The property values for a single family home in Maple Ridge went up a truly ludicrous 37 per cent in the last year, taking the average price of a detached home past $1 million for the first time.
In Pitt Meadows, the assessment rose 34 per cent, also passing a million bucks.
Maple Ridge saw a one-year increase in assessed value of just over $300,000, Pitt Meadows was a bit under that.
Similar increases, if not quite as extreme, were seen for condos and townhouses.
As usual when there’s been a steep increase in home prices, some folks who spotted that news on social media immediately went into panic mode, fearing their property taxes will go up by more than a third.
They won’t. That is not how property taxes are calculated.
Before taxes are calculated, municipal accountants adjust for the upwards and downwards swings in the average price of each type of home – house, condo, and townhouse.

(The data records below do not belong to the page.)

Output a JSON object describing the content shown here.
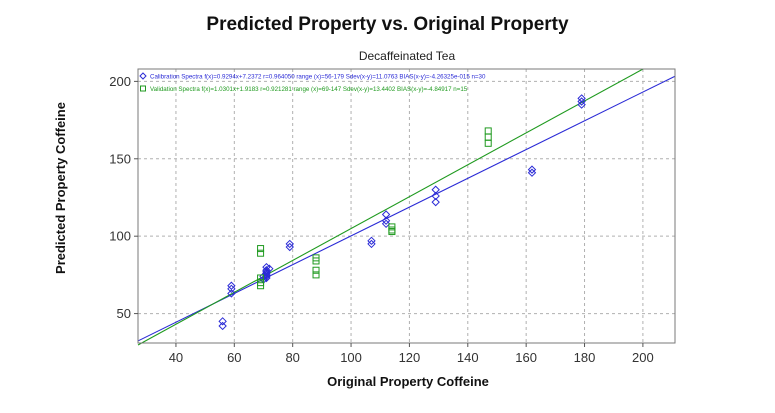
{
  "chart_data": {
    "type": "scatter",
    "title": "Predicted Property vs. Original Property",
    "subtitle": "Decaffeinated Tea",
    "xlabel": "Original Property Coffeine",
    "ylabel": "Predicted Property Coffeine",
    "xlim": [
      27,
      211
    ],
    "ylim": [
      31,
      208
    ],
    "xticks": [
      40,
      60,
      80,
      100,
      120,
      140,
      160,
      180,
      200
    ],
    "yticks": [
      50,
      100,
      150,
      200
    ],
    "grid": true,
    "legend_position": "top-left",
    "series": [
      {
        "name": "Calibration Spectra",
        "legend": "Calibration Spectra f(x)=0.9294x+7.2372  r=0.964050  range (x)=56-179  Sdev(x-y)=11.0763  BIAS(x-y)=-4.26325e-015  n=30",
        "marker": "diamond",
        "color": "#2b2bd6",
        "points": [
          [
            56,
            45
          ],
          [
            56,
            42
          ],
          [
            59,
            68
          ],
          [
            59,
            66
          ],
          [
            59,
            63
          ],
          [
            71,
            80
          ],
          [
            71,
            78
          ],
          [
            71,
            77
          ],
          [
            71,
            76
          ],
          [
            71,
            75
          ],
          [
            72,
            79
          ],
          [
            79,
            95
          ],
          [
            79,
            93
          ],
          [
            107,
            97
          ],
          [
            107,
            95
          ],
          [
            112,
            114
          ],
          [
            112,
            110
          ],
          [
            112,
            108
          ],
          [
            129,
            130
          ],
          [
            129,
            126
          ],
          [
            129,
            122
          ],
          [
            162,
            143
          ],
          [
            162,
            141
          ],
          [
            179,
            189
          ],
          [
            179,
            187
          ],
          [
            179,
            185
          ],
          [
            70,
            74
          ],
          [
            70,
            72
          ],
          [
            71,
            73
          ],
          [
            71,
            74
          ]
        ],
        "fit": {
          "slope": 0.9294,
          "intercept": 7.2372
        }
      },
      {
        "name": "Validation Spectra",
        "legend": "Validation Spectra f(x)=1.0301x+1.9183  r=0.921281  range (x)=69-147  Sdev(x-y)=13.4402  BIAS(x-y)=-4.84917  n=15",
        "marker": "square",
        "color": "#1f9a1f",
        "points": [
          [
            69,
            92
          ],
          [
            69,
            89
          ],
          [
            69,
            73
          ],
          [
            69,
            70
          ],
          [
            69,
            68
          ],
          [
            88,
            86
          ],
          [
            88,
            84
          ],
          [
            88,
            78
          ],
          [
            88,
            75
          ],
          [
            114,
            106
          ],
          [
            114,
            104
          ],
          [
            114,
            103
          ],
          [
            147,
            168
          ],
          [
            147,
            164
          ],
          [
            147,
            160
          ]
        ],
        "fit": {
          "slope": 1.0301,
          "intercept": 1.9183
        }
      }
    ]
  }
}
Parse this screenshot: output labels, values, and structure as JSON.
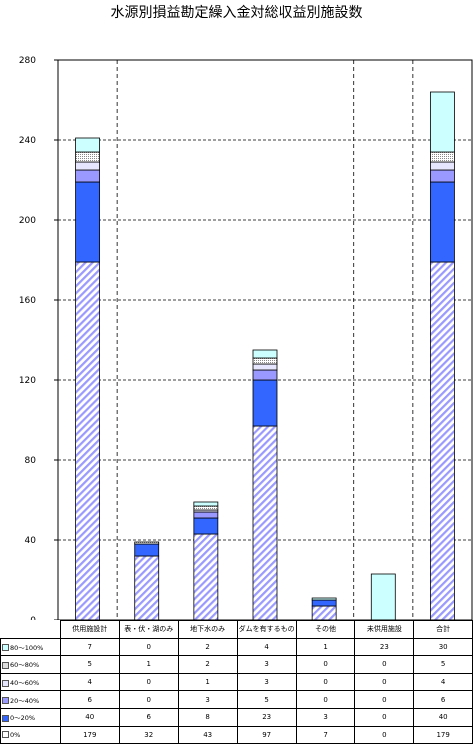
{
  "chart_data": {
    "type": "bar",
    "stacked": true,
    "title": "水源別損益勘定繰入金対総収益別施設数",
    "categories": [
      "供用施設計",
      "表・伏・湖のみ",
      "地下水のみ",
      "ダムを有するもの",
      "その他",
      "未供用施設",
      "合計"
    ],
    "ylim": [
      0,
      280
    ],
    "yticks": [
      0,
      40,
      80,
      120,
      160,
      200,
      240,
      280
    ],
    "grid": "horizontal dashed",
    "series": [
      {
        "name": "0%",
        "color": "#9999ff",
        "values": [
          179,
          32,
          43,
          97,
          7,
          0,
          179
        ]
      },
      {
        "name": "0～20%",
        "color": "#3366ff",
        "values": [
          40,
          6,
          8,
          23,
          3,
          0,
          40
        ]
      },
      {
        "name": "20～40%",
        "color": "#9999ff",
        "values": [
          6,
          0,
          3,
          5,
          0,
          0,
          6
        ]
      },
      {
        "name": "40～60%",
        "color": "#e6e6ff",
        "values": [
          4,
          0,
          1,
          3,
          0,
          0,
          4
        ]
      },
      {
        "name": "60～80%",
        "color": "#dddddd",
        "values": [
          5,
          1,
          2,
          3,
          0,
          0,
          5
        ]
      },
      {
        "name": "80～100%",
        "color": "#ccffff",
        "values": [
          7,
          0,
          2,
          4,
          1,
          23,
          30
        ]
      }
    ]
  },
  "colors": {
    "axis": "#000000",
    "grid": "#000000",
    "dark_blue": "#3366ff",
    "hatch": "#9999ff",
    "cyan": "#ccffff"
  }
}
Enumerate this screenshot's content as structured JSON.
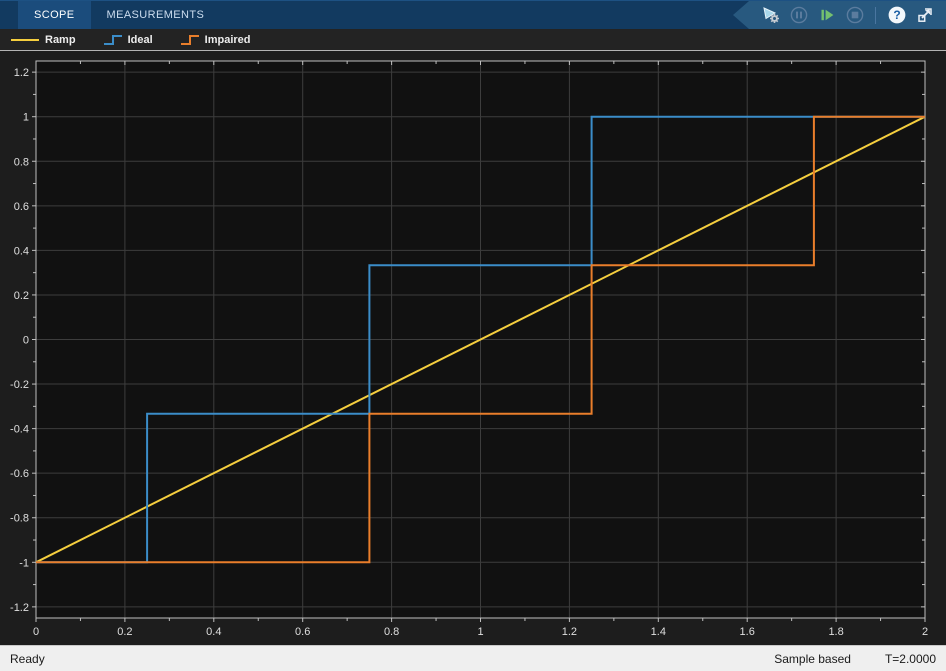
{
  "toolstrip": {
    "tabs": [
      {
        "label": "SCOPE",
        "active": true
      },
      {
        "label": "MEASUREMENTS",
        "active": false
      }
    ],
    "controls": [
      {
        "name": "run-with-settings",
        "icon": "play-gear",
        "disabled": false
      },
      {
        "name": "pause",
        "icon": "pause",
        "disabled": true
      },
      {
        "name": "step-forward",
        "icon": "step-forward",
        "disabled": false
      },
      {
        "name": "stop",
        "icon": "stop",
        "disabled": true
      },
      {
        "name": "divider",
        "icon": "divider",
        "disabled": false
      },
      {
        "name": "help",
        "icon": "question",
        "disabled": false
      },
      {
        "name": "dock",
        "icon": "dock-arrow",
        "disabled": false
      }
    ],
    "bar_color": "#123A60",
    "panel_color": "#28597F"
  },
  "legend": [
    {
      "label": "Ramp",
      "glyph": "line",
      "color": "#F5CE3E"
    },
    {
      "label": "Ideal",
      "glyph": "step",
      "color": "#3B8DC9"
    },
    {
      "label": "Impaired",
      "glyph": "step",
      "color": "#E97E2B"
    }
  ],
  "chart_data": {
    "type": "line",
    "title": "",
    "xlabel": "",
    "ylabel": "",
    "xlim": [
      0,
      2
    ],
    "ylim": [
      -1.25,
      1.25
    ],
    "grid": true,
    "legend_position": "top-outside",
    "background": "#111111",
    "grid_color": "#3D3D3D",
    "axis_color": "#BFBFBF",
    "tick_label_color": "#DFDFDF",
    "xticks": {
      "minor": 0.1,
      "values": [
        0,
        0.2,
        0.4,
        0.6,
        0.8,
        1,
        1.2,
        1.4,
        1.6,
        1.8,
        2
      ],
      "labels": [
        "0",
        "0.2",
        "0.4",
        "0.6",
        "0.8",
        "1",
        "1.2",
        "1.4",
        "1.6",
        "1.8",
        "2"
      ]
    },
    "yticks": {
      "minor": 0.1,
      "values": [
        -1.2,
        -1,
        -0.8,
        -0.6,
        -0.4,
        -0.2,
        0,
        0.2,
        0.4,
        0.6,
        0.8,
        1,
        1.2
      ],
      "labels": [
        "-1.2",
        "-1",
        "-0.8",
        "-0.6",
        "-0.4",
        "-0.2",
        "0",
        "0.2",
        "0.4",
        "0.6",
        "0.8",
        "1",
        "1.2"
      ]
    },
    "series": [
      {
        "name": "Ramp",
        "color": "#F5CE3E",
        "points": [
          [
            0,
            -1
          ],
          [
            2,
            1
          ]
        ]
      },
      {
        "name": "Ideal",
        "color": "#3B8DC9",
        "points": [
          [
            0,
            -1
          ],
          [
            0.25,
            -1
          ],
          [
            0.25,
            -0.3333
          ],
          [
            0.75,
            -0.3333
          ],
          [
            0.75,
            0.3333
          ],
          [
            1.25,
            0.3333
          ],
          [
            1.25,
            1
          ],
          [
            2,
            1
          ]
        ]
      },
      {
        "name": "Impaired",
        "color": "#E97E2B",
        "points": [
          [
            0,
            -1
          ],
          [
            0.75,
            -1
          ],
          [
            0.75,
            -0.3333
          ],
          [
            1.25,
            -0.3333
          ],
          [
            1.25,
            0.3333
          ],
          [
            1.75,
            0.3333
          ],
          [
            1.75,
            1
          ],
          [
            2,
            1
          ]
        ]
      }
    ]
  },
  "statusbar": {
    "left": "Ready",
    "mode": "Sample based",
    "time": "T=2.0000"
  }
}
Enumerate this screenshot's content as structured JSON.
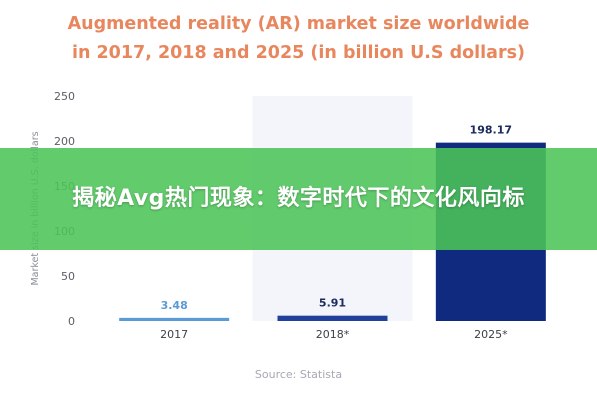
{
  "title_lines": [
    "Augmented reality (AR) market size worldwide",
    "in 2017, 2018 and 2025 (in billion U.S dollars)"
  ],
  "banner_text": "揭秘Avg热门现象：数字时代下的文化风向标",
  "source": "Source: Statista",
  "colors": {
    "title": "#e8875e",
    "bar_2017": "#5b9bd5",
    "bar_2018": "#21409a",
    "bar_2025": "#0f2a7e",
    "highlight_column": "#f3f5fa",
    "banner": "#4cc458"
  },
  "chart_data": {
    "type": "bar",
    "categories": [
      "2017",
      "2018*",
      "2025*"
    ],
    "values": [
      3.48,
      5.91,
      198.17
    ],
    "value_labels": [
      "3.48",
      "5.91",
      "198.17"
    ],
    "ylabel": "Market size in billion U.S. dollars",
    "ylim": [
      0,
      250
    ],
    "yticks": [
      0,
      50,
      100,
      150,
      200,
      250
    ],
    "grid": false,
    "highlighted_category": "2018*"
  }
}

All else being equal, if the municipal government decides on a two, three, or four per cent tax increase, you should pay two, three, or four per cent more than you did last year, but definitely not 34 to 37 per cent more.
There are a couple of important exceptions to this rule, however.
The most important thing to check on your BC Assessment notification is whether your home went up by more or less than the average for that type of dwelling in your town.
It’s possible your home went up by just 25 per cent or 30 per cent in value last year. If so, congratulations, you will probably pay slightly less tax than you did in 2021, even if the municipal council sees the need to increase rates a bit.
On the other hand, if your home went up in value by 45 or 50 per cent, then you could see a higher tax bill next year. It is possible to appeal your assessment if you think it is wildly off, but you must do so by Jan. 31.
In general, it’s your civic politicians who decide how much more property tax you’ll pay, not the swings of the real estate market.
There are also some long-term issues to worry about.
When municipal governments need to build anything, from a slightly wider road to a new civic pool, from an elementary school to a works yard to store trucks and equipment, they also need to buy land.
The big increase in property values mostly comes down to land values shooting through the roof. And whether they buy it on the open market or use the (rare) expediency of eminent domain, a municipal government has to pay what the property is worth – and assessment is a key indicator of that.
So over the next few years, your taxes may go up, not because a wild swing in property values drives them up directly, but because your local city hall has had to cough up more than 30 per cent more this year compared to last year for every scrap of land they need.
We may not pay directly for increased property values, but they do have a cost.